The UK’s recent summer budget was certainly operating on summer time when the Chancellor reiterated his commitment to 8am to 8pm GP service delivery despite professional resistance and continuing evidence warning of the risks of such an edict.
The extension of working hours is, at best, a band-aid solution to a festering wound, which could be lethal if its only treatment is a dose of political posturing from both the profession and the politicians.
The global assumption that increasing face-to-face time with providers will improve outcomes has never been further from the truth.
The simple truth is clinicians operate better in the working week and during the day.

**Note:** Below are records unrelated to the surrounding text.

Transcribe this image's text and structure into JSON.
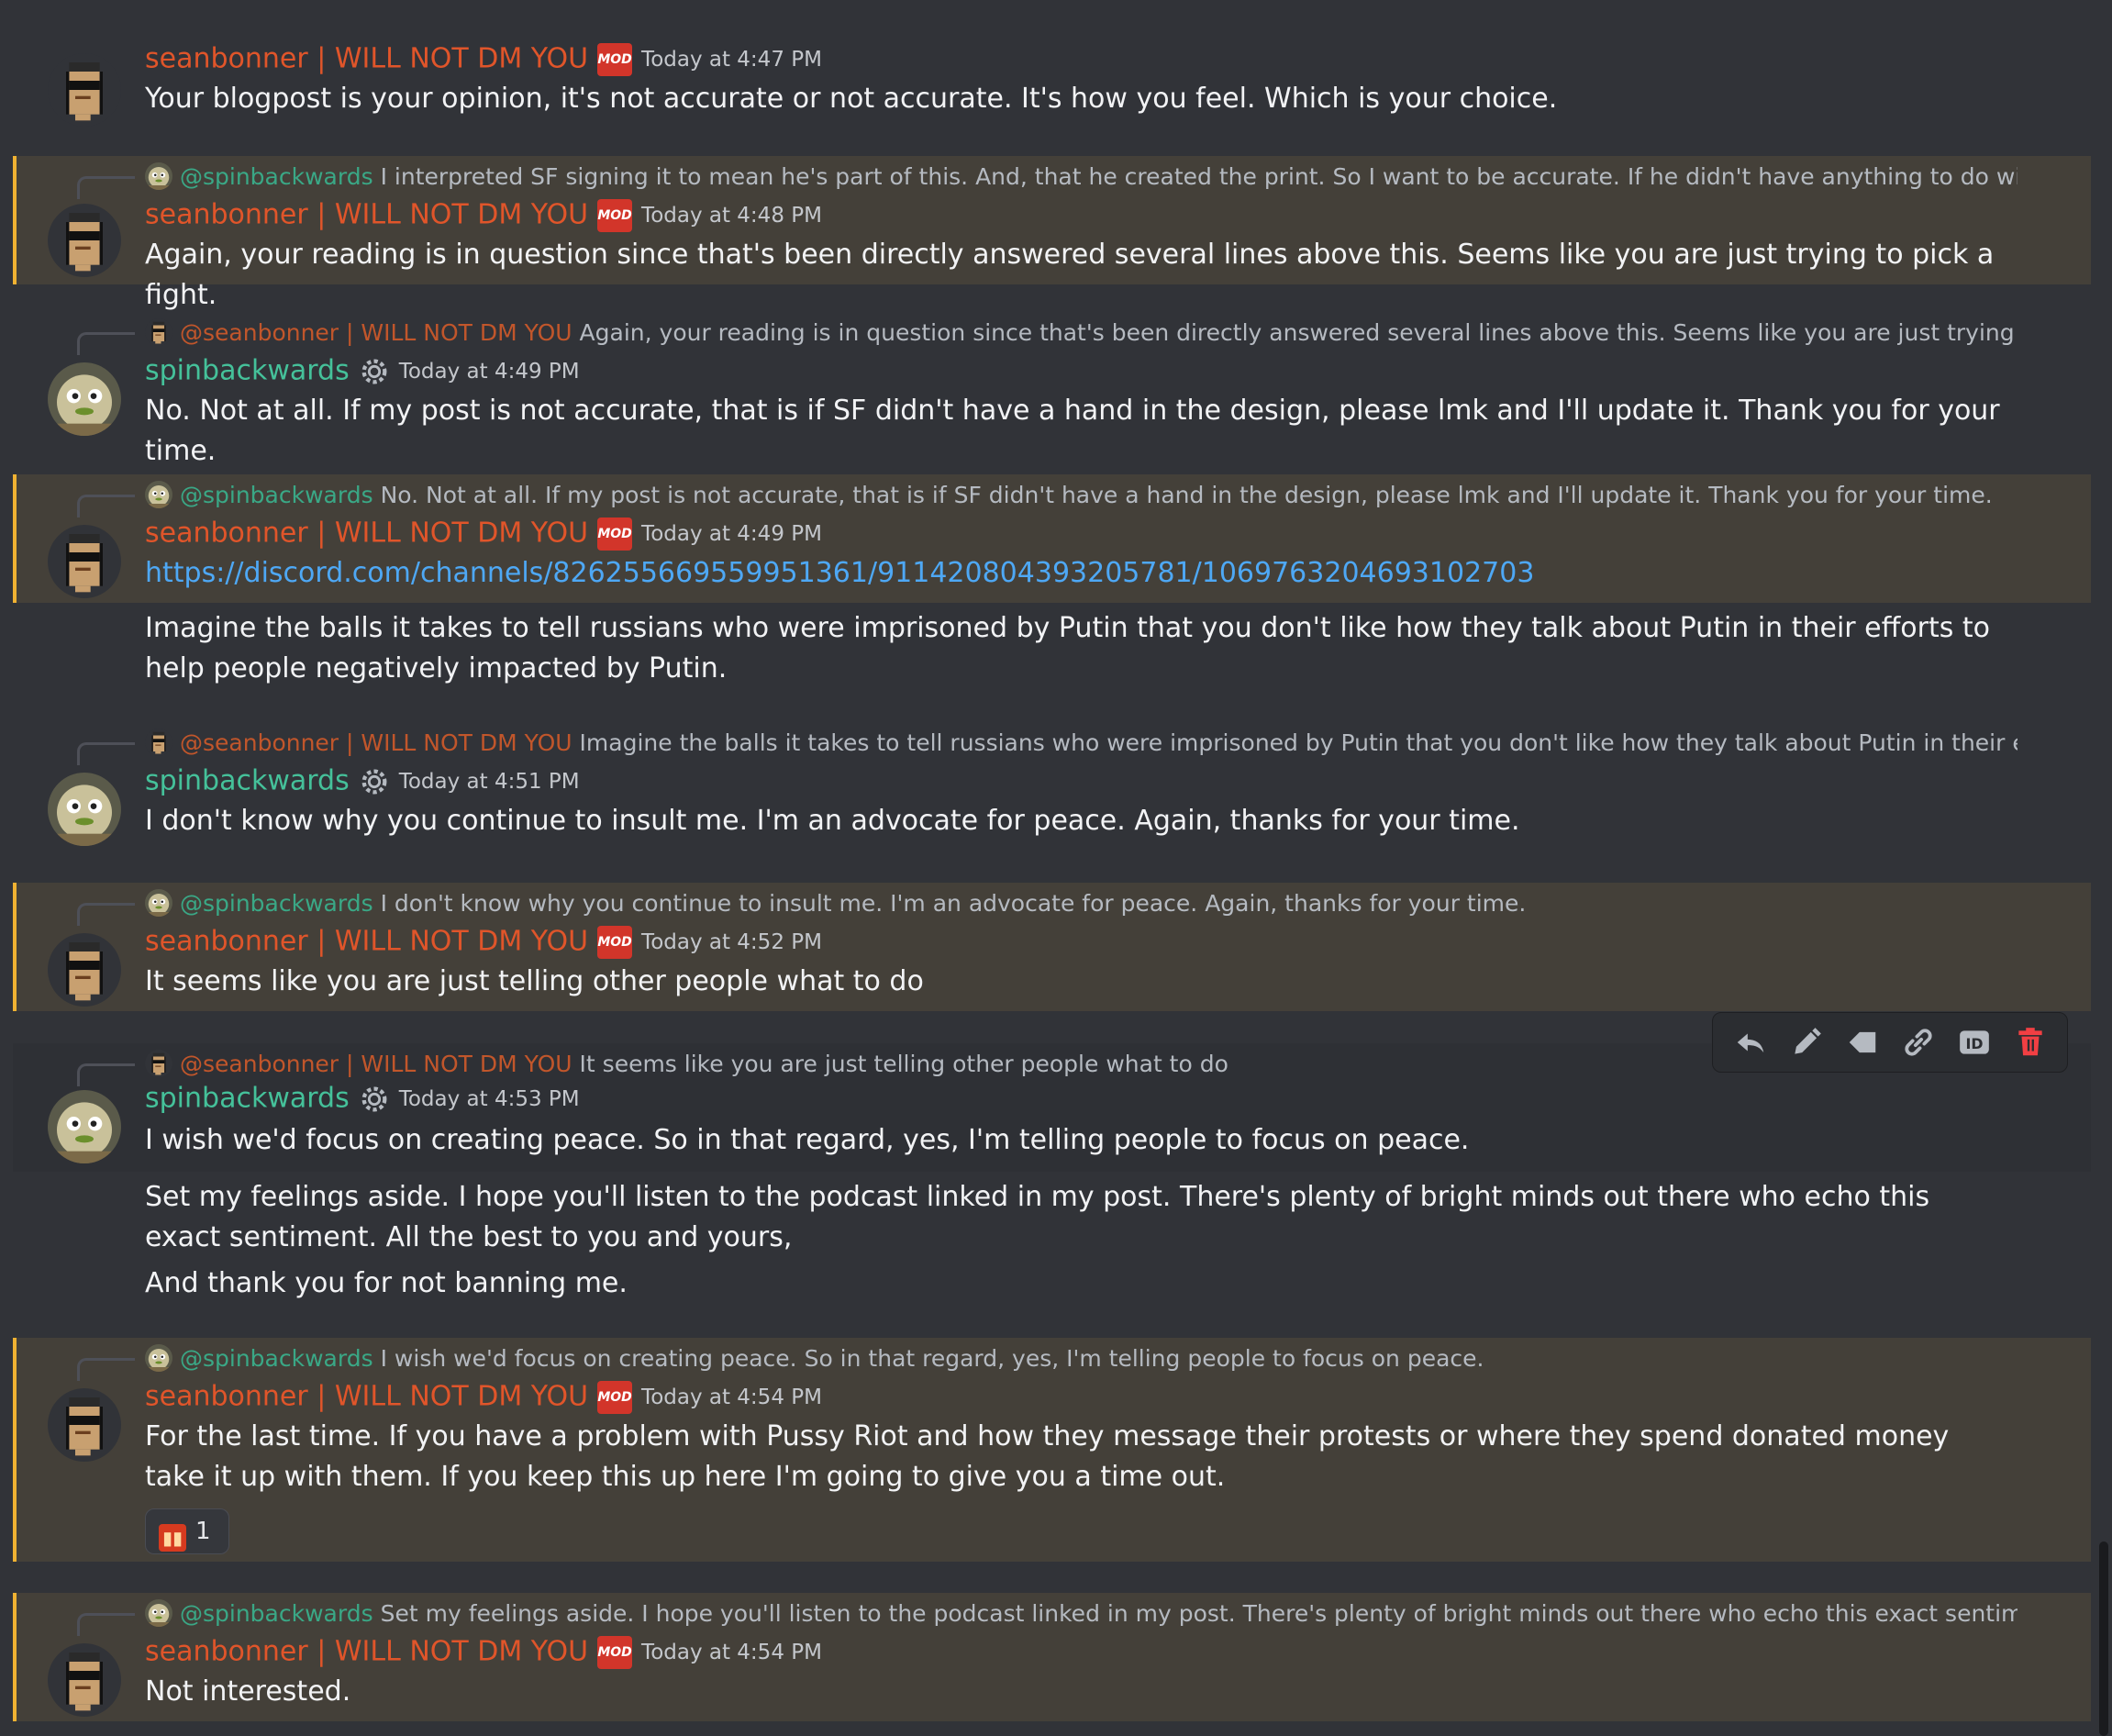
{
  "users": {
    "mod_name": "seanbonner | WILL NOT DM YOU",
    "user_name": "spinbackwards",
    "mod_badge": "MOD",
    "mention_mod": "@seanbonner | WILL NOT DM YOU",
    "mention_user": "@spinbackwards"
  },
  "messages": [
    {
      "timestamp": "Today at 4:47 PM",
      "text": "Your blogpost is your opinion, it's not accurate or not accurate. It's how you feel. Which is your choice."
    },
    {
      "reply": "I interpreted SF signing it to mean he's part of this. And, that he created the print. So I want to be accurate. If he didn't have anything to do with the de",
      "timestamp": "Today at 4:48 PM",
      "text": "Again, your reading is in question since that's been directly answered several lines above this. Seems like you are just trying to pick a fight."
    },
    {
      "reply": "Again, your reading is in question since that's been directly answered several lines above this. Seems like you are just trying to pick a",
      "timestamp": "Today at 4:49 PM",
      "text": "No. Not at all. If my post is not accurate, that is if SF didn't have a hand in the design, please lmk and I'll update it. Thank you for your time."
    },
    {
      "reply": "No. Not at all. If my post is not accurate, that is if SF didn't have a hand in the design, please lmk and I'll update it. Thank you for your time.",
      "timestamp": "Today at 4:49 PM",
      "link": "https://discord.com/channels/826255669559951361/911420804393205781/1069763204693102703",
      "text": "Imagine the balls it takes to tell russians who were imprisoned by Putin that you don't like how they talk about Putin in their efforts to help people negatively impacted by Putin."
    },
    {
      "reply": "Imagine the balls it takes to tell russians who were imprisoned by Putin that you don't like how they talk about Putin in their efforts t",
      "timestamp": "Today at 4:51 PM",
      "text": "I don't know why you continue to insult me. I'm an advocate for peace. Again, thanks for your time."
    },
    {
      "reply": "I don't know why you continue to insult me. I'm an advocate for peace. Again, thanks for your time.",
      "timestamp": "Today at 4:52 PM",
      "text": "It seems like you are just telling other people what to do"
    },
    {
      "reply": "It seems like you are just telling other people what to do",
      "timestamp": "Today at 4:53 PM",
      "text": "I wish we'd focus on creating peace. So in that regard, yes, I'm telling people to focus on peace.",
      "text2": "Set my feelings aside. I hope you'll listen to the podcast linked in my post. There's plenty of bright minds out there who echo this exact sentiment. All the best to you and yours,",
      "text3": "And thank you for not banning me."
    },
    {
      "reply": "I wish we'd focus on creating peace. So in that regard, yes, I'm telling people to focus on peace.",
      "timestamp": "Today at 4:54 PM",
      "text": "For the last time. If you have a problem with Pussy Riot and how they message their protests or where they spend donated money take it up with them. If you keep this up here I'm going to give you a time out.",
      "reaction_count": "1"
    },
    {
      "reply": "Set my feelings aside. I hope you'll listen to the podcast linked in my post. There's plenty of bright minds out there who echo this exact sentiment. All t",
      "timestamp": "Today at 4:54 PM",
      "text": "Not interested."
    }
  ],
  "toolbar": {
    "icons": [
      "reply-icon",
      "edit-icon",
      "tag-icon",
      "link-icon",
      "id-icon",
      "delete-icon"
    ],
    "id_label": "ID"
  },
  "colors": {
    "mod": "#e0552a",
    "user": "#45c19a",
    "highlight": "#444039",
    "accent": "#f0b232",
    "link": "#4ea8f5"
  }
}
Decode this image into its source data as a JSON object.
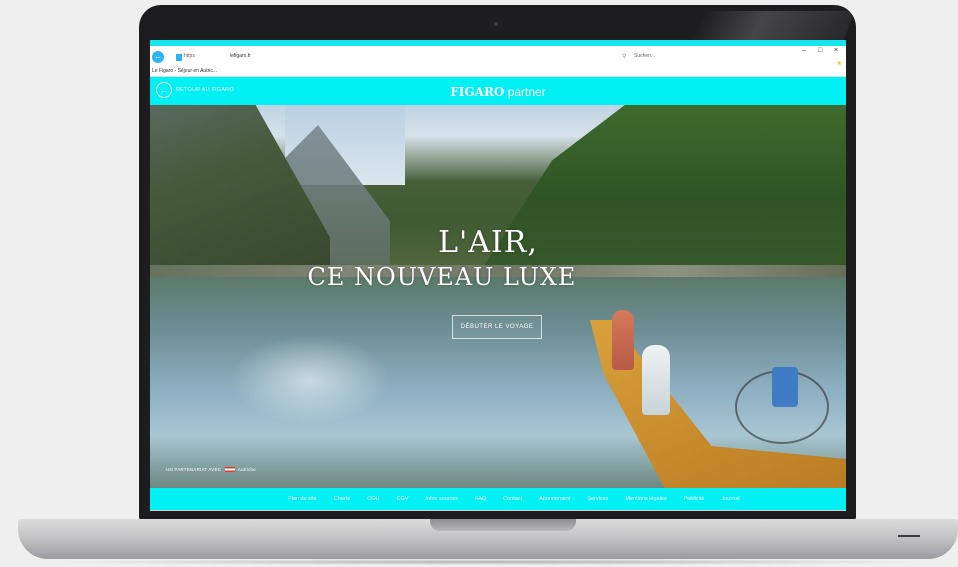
{
  "browser": {
    "url_scheme": "https",
    "url_host": "lefigaro.fr",
    "search_placeholder": "Suchen...",
    "favorite_label": "Le Figaro - Séjour en Autric...",
    "window_controls": {
      "minimize": "–",
      "maximize": "□",
      "close": "×"
    }
  },
  "header": {
    "return_label": "RETOUR AU FIGARO",
    "brand_bold": "FIGARO",
    "brand_light": " partner"
  },
  "hero": {
    "title_line1": "L'AIR,",
    "title_line2": "CE NOUVEAU LUXE",
    "cta_label": "DÉBUTER LE VOYAGE",
    "partner_text": "UN PARTENARIAT AVEC",
    "partner_brand": "Autriche"
  },
  "footer": {
    "links": [
      "Plan du site",
      "Charte",
      "CGU",
      "CGV",
      "Infos sources",
      "FAQ",
      "Contact",
      "Abonnement",
      "Services",
      "Mentions légales",
      "Publicité",
      "Journal"
    ]
  },
  "colors": {
    "accent": "#00f0f4",
    "laptop_frame": "#1d1d1f",
    "background": "#efefef"
  }
}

Only last month new data was published showing that despite the European Working Time Directive and the Seven Day Services Project, the increase in mortality after major surgery carried out on Fridays was seen consistently across eight of England’s nine regions.
The “weekend effect” is alive and well. The simple truth is clinicians operate better in the working week and during the day – we are human and subject to our hormones. The problem is that services are planned around optimal use of facilities but evaluated by the activities of providers.
This is a logic mismatch. Planning should be around what works and is preferable to forcing a universal 24/7. Where sound evidence supports rapid treatment (irrespective of the hour in the day or the month in the year) and improves outcomes, successful around the clock service provision follows.
So, rather than turning health institutions into travel destinations where maximal occupancy is the measure of good business acumen, we should be learning from established best clinical practices. For example, we have effective emergency services and urgent treatment to ensure optimal outcomes, as seen in the treatment of cardiac conditions where the rapid insertion of coronary stenting and initiation of thromboembolic medications has significantly changed patient outcomes.
Highlighting what works in an urgent setting through meticulous collaborative research and stakeholder involvement has provided the evidence in the cardiac arena and achieved a positive outcome.
But in longer duration problems it is harder to predict the trajectory of care. All may be well with a patient in the operating theatre on a Saturday but by midnight Sunday things may have changed for the worst.
What is needed is an in depth inquiry to see how healthcare professionals function across all aspects of care. A Seven Days Heath Research Directive might be a good start.